Il était une fois un jeune homme comme tout le monde.
Tellement comme tout le monde qu'on ne le voyait pas.
Dans notre ville, les gens lettrés disaient de lui qu'il était... anodin... Les autres ne disaient rien ou ... Bof !... lorsqu'on insistait.
De toutes façons chacun vivait sa vie et Dieu sait si cette chose vous prend tout votre temps.
Il n'y avait, dans notre ville, que les enfants et les vieillards pour s'étonner des choses. Les uns par découverte les autres avec regrets... Mais ça semblait normal et personne n'y prêtait attention.
"On avait bien le temps de découvrir et on aurait bien le temps de regretter", voilà pour la morale communément admise.
Quant à ce qui allait de travers, il y aurait toujours des explications.
On s’occupait. Tellement, très fort, le plus possible... D’abord tout seul. Ensuite les uns les autres. Il y avait tant à faire pour exister, être vu, ne rien rater, qu’on n’avait plus le temps de Rien…

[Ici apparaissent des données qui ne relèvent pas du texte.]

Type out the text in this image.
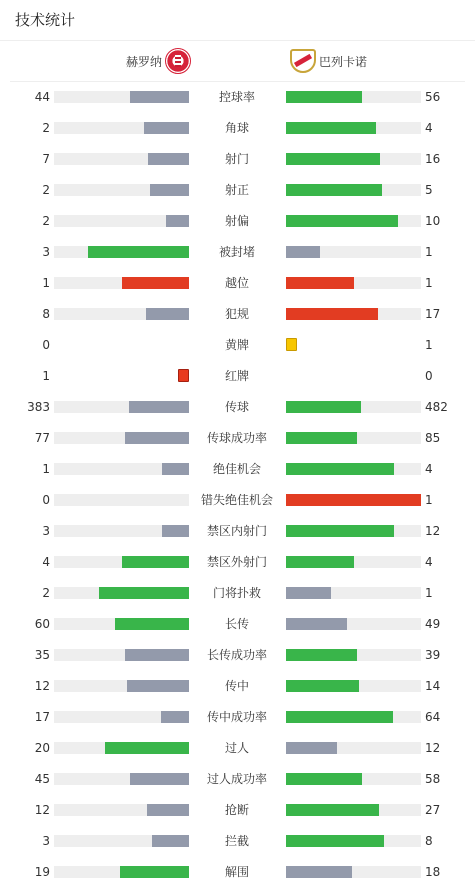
技术统计
赫罗纳	巴列卡诺
44	控球率	56
2	角球	4
7	射门	16
2	射正	5
2	射偏	10
3	被封堵	1
1	越位	1
8	犯规	17
0	黄牌	1
1	红牌	0
383	传球	482
77	传球成功率	85
1	绝佳机会	4
0	错失绝佳机会	1
3	禁区内射门	12
4	禁区外射门	4
2	门将扑救	1
60	长传	49
35	长传成功率	39
12	传中	14
17	传中成功率	64
20	过人	12
45	过人成功率	58
12	抢断	27
3	拦截	8
19	解围	18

Si bien qu’un jour, quand ce jeune homme disparut, personne ne s’en aperçut.
Et, sans y prendre garde, on l’oublia.
À l’exception peut-être de cette vieille dame qui fut la seule à s’étonner d’un parfum de printemps, très insolite à cette époque de l’année et de ce jeune homme aussi joli qu’étrange qu’elle avait croisé et qui riait tout seul.
Une sorte de joie lui était venue à le voir rire et elle avait souri, contente.
C'était rue de la Chance, une rue qu’elle empruntait toujours pour rentrer chez elle.
"On ne sait jamais" disait-elle.
C’était très peu de jours, très peu de temps vraiment avant que "ça" se passe.
Et c’était ce parfum...
Le même parfum flottait le jour où tout bougea.